Andrew James Summers was born in Poulton-le-Fylde, Lancashire. During Summers' childhood, his family moved to Bournemouth in Dorset, England. After several years of piano lessons, he took up the guitar at the age of thirteen. By age sixteen he was playing in local clubs and by nineteen he had moved to London with his friend Zoot Money to form Zoot Money's Big Roll Band.
Summers' professional career began in the mid-1960s in London as guitarist for the British rhythm and blues band Zoot Money's Big Roll Band, which eventually came under the influence of the psychedelic scene and evolved into the acid rock group Dantalian's Chariot. He is one of the "two main love interests" in Jenny Fabian and Johnny Byrne's 1969 book Groupie, in which he is given the pseudonym "Davey".

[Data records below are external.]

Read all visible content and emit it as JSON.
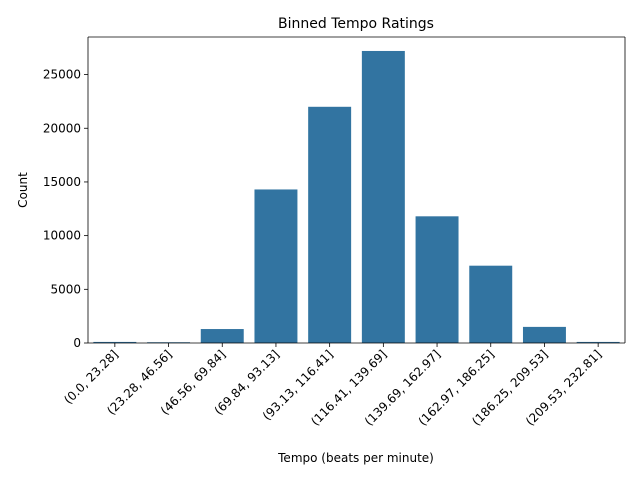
{
  "chart_data": {
    "type": "bar",
    "title": "Binned Tempo Ratings",
    "xlabel": "Tempo (beats per minute)",
    "ylabel": "Count",
    "categories": [
      "(0.0, 23.28]",
      "(23.28, 46.56]",
      "(46.56, 69.84]",
      "(69.84, 93.13]",
      "(93.13, 116.41]",
      "(116.41, 139.69]",
      "(139.69, 162.97]",
      "(162.97, 186.25]",
      "(186.25, 209.53]",
      "(209.53, 232.81]"
    ],
    "values": [
      100,
      70,
      1300,
      14300,
      22000,
      27200,
      11800,
      7200,
      1500,
      100
    ],
    "ylim": [
      0,
      28500
    ],
    "yticks": [
      0,
      5000,
      10000,
      15000,
      20000,
      25000
    ],
    "grid": false,
    "bar_color": "#3274a1"
  }
}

After the demise of Dantalion's Chariot, Summers joined The Soft Machine for three months and toured the United States. For a brief time in 1968, he was a member of The Animals, then known as Eric Burdon and the Animals, with whom he recorded one album, Love Is. The album features a recording of Traffic's "Coloured Rain", which includes a guitar solo by Summers which runs a full 4 minutes and 15 seconds. To ensure he ended at the right place, Zoot Money kept count throughout the solo and gave him the cue out at bar 189. The LP also included a reworked version of Dantalion's Chariot's sole single "Madman Running Through the Fields".